Converting Spherical Equations to Cylindrical and Rectangular

[DeadxBunny]

Question:

(Note: p=rho and o=phi)
Convert p(1-2cos^2(o))=-psin^2(o) into cylindrical and rectangular coordinates and describe or sketch the surface.

The part that I don't know how to do is converting the spherical equation into cylindrical or rectangular coordinates. I know all the equations like x=psin(o)cos(theta) and y=psin(o)sin(theta) but I don't see how I can manipulate the given equation so that I could use those equations. Any help would be greatly appreciated!

 

[cepheid]

Don't try manipulating them directly. Look at the geometry.Yeah...I'm working w/ spherical coord systems as well a lot in Electromagnetism right now.

Think about what it means for something to be radially outward...sweeps out a sphere...every point equidistant (\rho) no matter the direction:

\rho = \sqrt{x^2 + y^2 + z^2}

For some reason our convention in physics class is opposite what we did in math (our thetas and phis are reversed from yours. No matter...I'll convert)
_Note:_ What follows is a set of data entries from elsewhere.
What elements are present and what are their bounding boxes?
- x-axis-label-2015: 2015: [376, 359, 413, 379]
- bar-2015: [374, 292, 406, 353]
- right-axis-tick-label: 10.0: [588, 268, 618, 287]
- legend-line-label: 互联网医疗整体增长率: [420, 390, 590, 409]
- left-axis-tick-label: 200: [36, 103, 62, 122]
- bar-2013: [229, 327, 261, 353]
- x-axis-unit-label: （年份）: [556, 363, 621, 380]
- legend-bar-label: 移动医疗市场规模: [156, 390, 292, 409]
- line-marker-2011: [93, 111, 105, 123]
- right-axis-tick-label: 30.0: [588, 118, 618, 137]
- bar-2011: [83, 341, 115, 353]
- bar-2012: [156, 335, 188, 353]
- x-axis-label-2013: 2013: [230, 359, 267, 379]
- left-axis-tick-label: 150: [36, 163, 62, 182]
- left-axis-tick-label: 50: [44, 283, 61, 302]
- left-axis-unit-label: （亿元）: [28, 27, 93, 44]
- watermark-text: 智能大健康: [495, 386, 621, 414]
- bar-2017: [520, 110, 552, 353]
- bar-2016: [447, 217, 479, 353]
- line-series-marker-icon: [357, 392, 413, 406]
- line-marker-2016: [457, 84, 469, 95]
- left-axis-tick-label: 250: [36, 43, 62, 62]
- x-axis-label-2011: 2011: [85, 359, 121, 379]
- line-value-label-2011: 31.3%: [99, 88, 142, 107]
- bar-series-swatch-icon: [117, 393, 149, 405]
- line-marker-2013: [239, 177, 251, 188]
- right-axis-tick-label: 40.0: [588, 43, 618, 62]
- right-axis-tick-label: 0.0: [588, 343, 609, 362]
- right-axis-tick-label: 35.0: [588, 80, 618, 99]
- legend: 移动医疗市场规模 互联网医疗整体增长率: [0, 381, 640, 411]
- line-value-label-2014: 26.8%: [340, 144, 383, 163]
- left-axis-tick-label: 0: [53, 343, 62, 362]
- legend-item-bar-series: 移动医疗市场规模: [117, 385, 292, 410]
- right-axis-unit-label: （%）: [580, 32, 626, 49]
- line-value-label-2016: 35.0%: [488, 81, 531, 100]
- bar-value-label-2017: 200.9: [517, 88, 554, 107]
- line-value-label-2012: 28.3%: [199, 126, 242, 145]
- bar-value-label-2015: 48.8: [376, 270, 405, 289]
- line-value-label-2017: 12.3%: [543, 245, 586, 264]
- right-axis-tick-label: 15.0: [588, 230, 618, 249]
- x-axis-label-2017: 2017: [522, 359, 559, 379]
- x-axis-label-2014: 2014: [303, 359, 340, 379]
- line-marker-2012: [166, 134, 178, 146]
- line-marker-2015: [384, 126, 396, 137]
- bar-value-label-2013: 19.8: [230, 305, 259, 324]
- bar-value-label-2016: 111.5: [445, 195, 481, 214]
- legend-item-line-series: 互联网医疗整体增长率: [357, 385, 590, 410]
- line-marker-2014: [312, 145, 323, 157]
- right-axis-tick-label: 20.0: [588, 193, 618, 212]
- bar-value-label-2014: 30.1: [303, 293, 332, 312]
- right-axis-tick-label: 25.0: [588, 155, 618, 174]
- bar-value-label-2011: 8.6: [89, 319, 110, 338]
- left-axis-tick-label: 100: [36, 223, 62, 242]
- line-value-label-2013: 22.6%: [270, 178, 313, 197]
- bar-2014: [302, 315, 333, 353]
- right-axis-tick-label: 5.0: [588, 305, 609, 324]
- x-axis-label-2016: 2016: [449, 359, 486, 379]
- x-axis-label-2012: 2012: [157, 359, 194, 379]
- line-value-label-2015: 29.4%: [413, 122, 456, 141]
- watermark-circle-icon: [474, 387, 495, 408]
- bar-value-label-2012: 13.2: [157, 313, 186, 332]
See the projection of \rho onto the xy plane? It represents a line "radially" outward in that plane i.e.:

\rho\sin\phi = \sqrt{x^2 + y^2}

This projection into the plane forms a right triangle with z, the hypotenuese of which is \rho.
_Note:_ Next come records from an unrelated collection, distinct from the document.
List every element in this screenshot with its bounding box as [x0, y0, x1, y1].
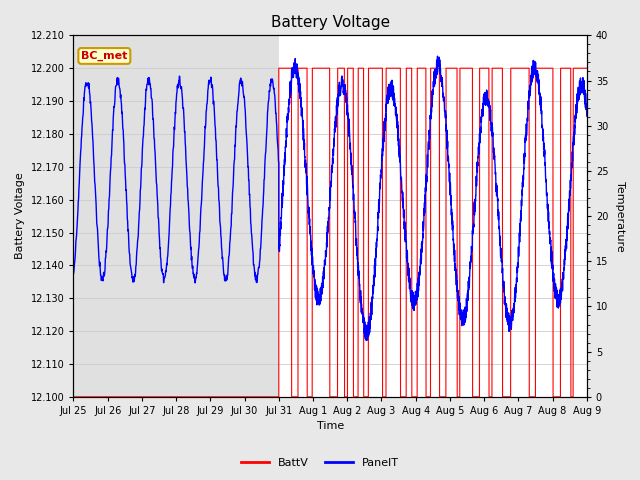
Title: Battery Voltage: Battery Voltage — [271, 15, 390, 30]
X-axis label: Time: Time — [317, 421, 344, 432]
Text: BC_met: BC_met — [81, 51, 127, 61]
Bar — [74, 36, 279, 397]
Y-axis label: Temperature: Temperature — [615, 180, 625, 252]
Legend: BattV, PanelT: BattV, PanelT — [237, 453, 403, 472]
Y-axis label: Battery Voltage: Battery Voltage — [15, 173, 25, 260]
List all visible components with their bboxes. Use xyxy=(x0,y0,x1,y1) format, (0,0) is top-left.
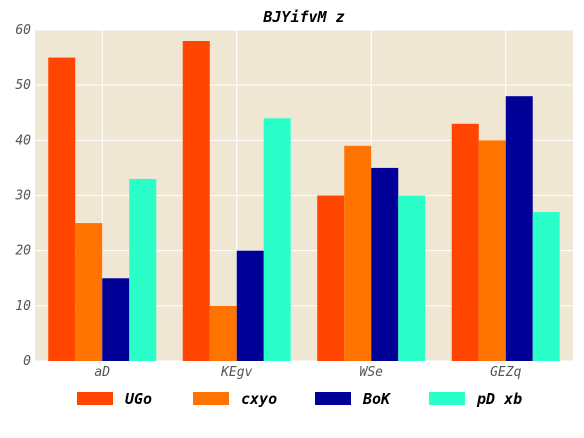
chart-title: BJYifvM z xyxy=(262,8,344,26)
bar-pd-xb-kegv xyxy=(263,118,291,362)
x-tick-label: WSe xyxy=(360,365,384,380)
bar-ugo-ad xyxy=(48,57,76,361)
bar-pd-xb-wse xyxy=(398,195,426,361)
bar-bok-ad xyxy=(102,278,130,361)
bar-pd-xb-ad xyxy=(129,178,157,361)
x-tick-label: GEZq xyxy=(490,365,521,380)
bar-cxyo-kegv xyxy=(209,305,237,361)
legend-label: UGo xyxy=(125,390,152,408)
x-axis-ticks: aD KEgv WSe GEZq xyxy=(94,365,521,380)
bar-ugo-wse xyxy=(317,195,345,361)
bar-cxyo-gezq xyxy=(478,140,506,361)
bar-ugo-kegv xyxy=(182,41,210,362)
legend-swatch xyxy=(429,392,465,405)
x-tick-label: KEgv xyxy=(220,365,252,380)
bar-bok-gezq xyxy=(505,96,533,361)
y-tick-label: 0 xyxy=(23,354,31,369)
y-tick-label: 30 xyxy=(14,189,31,204)
legend-label: BoK xyxy=(362,390,392,408)
legend-label: cxyo xyxy=(241,390,277,408)
y-tick-label: 10 xyxy=(15,299,31,314)
bar-cxyo-ad xyxy=(75,223,103,361)
legend: UGo cxyo BoK pD xb xyxy=(77,390,522,408)
y-axis-ticks: 0 10 20 30 40 50 60 xyxy=(14,23,31,369)
legend-swatch xyxy=(315,392,351,405)
legend-swatch xyxy=(193,392,229,405)
bar-ugo-gezq xyxy=(451,123,479,362)
bar-bok-kegv xyxy=(236,250,264,361)
y-tick-label: 50 xyxy=(15,78,31,93)
bars xyxy=(48,41,560,362)
legend-label: pD xb xyxy=(476,390,522,408)
bar-bok-wse xyxy=(371,167,399,361)
bar-pd-xb-gezq xyxy=(532,212,560,361)
y-tick-label: 40 xyxy=(15,133,31,148)
legend-swatch xyxy=(77,392,113,405)
x-tick-label: aD xyxy=(94,365,110,380)
bar-cxyo-wse xyxy=(344,145,372,361)
y-tick-label: 60 xyxy=(15,23,31,38)
y-tick-label: 20 xyxy=(15,244,31,259)
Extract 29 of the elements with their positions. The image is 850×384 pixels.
The angle between z and \rho is just \phi, so from the geometry of the right triangle:

\phi = \tan^{-1}\left(\frac{\sqrt{x^2 + y^2 }}{z}\right)

It shouldn't be too hard to see that the azimuthal angle (\theta in your case) is given by:

\theta = \tan^{-1}\left(\frac{y}{x}\right)
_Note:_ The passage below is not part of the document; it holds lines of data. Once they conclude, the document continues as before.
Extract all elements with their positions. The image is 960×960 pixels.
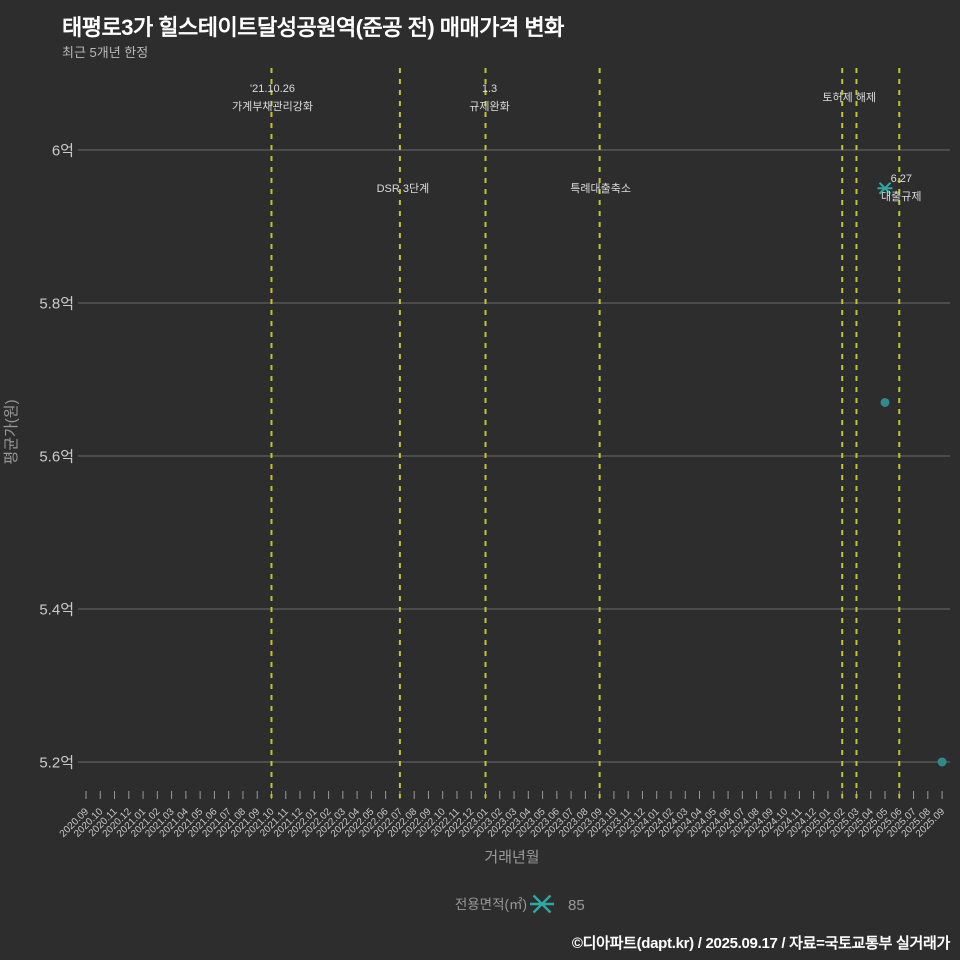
event-label: 대출규제 bbox=[881, 190, 921, 203]
y-tick-label: 5.2억 bbox=[39, 755, 74, 772]
x-axis-ticks: 2020.092020.102020.112020.122021.012021.… bbox=[58, 791, 948, 840]
asterisk-marker-icon[interactable] bbox=[530, 894, 554, 914]
asterisk-stroke bbox=[532, 894, 552, 914]
y-tick-label: 5.8억 bbox=[39, 296, 74, 313]
y-tick-label: 5.4억 bbox=[39, 602, 74, 619]
data-point-circle[interactable] bbox=[880, 397, 890, 407]
event-label: 규제완화 bbox=[469, 100, 509, 113]
event-label: 가계부채관리강화 bbox=[232, 100, 313, 113]
event-label: 특례대출축소 bbox=[570, 182, 631, 195]
asterisk-stroke bbox=[878, 182, 892, 195]
y-tick-label: 5.6억 bbox=[39, 449, 74, 466]
y-axis-ticks: 6억 5.8억 5.6억 5.4억 5.2억 bbox=[39, 143, 74, 772]
event-label: '21.10.26 bbox=[250, 83, 295, 95]
event-label: 토허제 해제 bbox=[822, 90, 876, 104]
data-point-circle[interactable] bbox=[937, 757, 947, 767]
data-point-asterisk bbox=[877, 182, 893, 195]
data-points bbox=[877, 182, 947, 767]
asterisk-marker bbox=[530, 894, 554, 914]
y-tick-label: 6억 bbox=[52, 143, 74, 160]
event-label: 6.27 bbox=[891, 173, 912, 185]
legend-title[interactable]: 전용면적(㎡) bbox=[455, 897, 527, 912]
event-lines bbox=[270, 68, 901, 798]
gridlines bbox=[78, 149, 950, 763]
chart-title: 태평로3가 힐스테이트달성공원역(준공 전) 매매가격 변화 bbox=[62, 15, 564, 40]
legend-series-label[interactable]: 85 bbox=[568, 897, 585, 914]
footer-credit: ©디아파트(dapt.kr) / 2025.09.17 / 자료=국토교통부 실… bbox=[571, 935, 950, 952]
chart-subtitle: 최근 5개년 한정 bbox=[62, 45, 149, 60]
legend[interactable]: 전용면적(㎡) 85 bbox=[455, 894, 585, 915]
event-label: DSR 3단계 bbox=[377, 182, 430, 195]
event-label: 1.3 bbox=[482, 83, 497, 95]
y-axis-title: 평균가(원) bbox=[3, 399, 20, 464]
x-axis-title: 거래년월 bbox=[484, 849, 539, 866]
After all that, cylindrical coords should be easy

 

[HallsofIvy]

You know x= ρcos(θ)sin(&phi), y= ρsin(θ)sin(φ), z= ρcos(φ) but you need to know them the other way:


\rho= \sqrt{x^2+ y^2+ z^2}
\theta= arctan(\frac{y}{x})
\phi= arccos(\frac{z}{\sqrt{x^2+y^2+z^2})

Replace each occurance in your equation by the corresponding formula.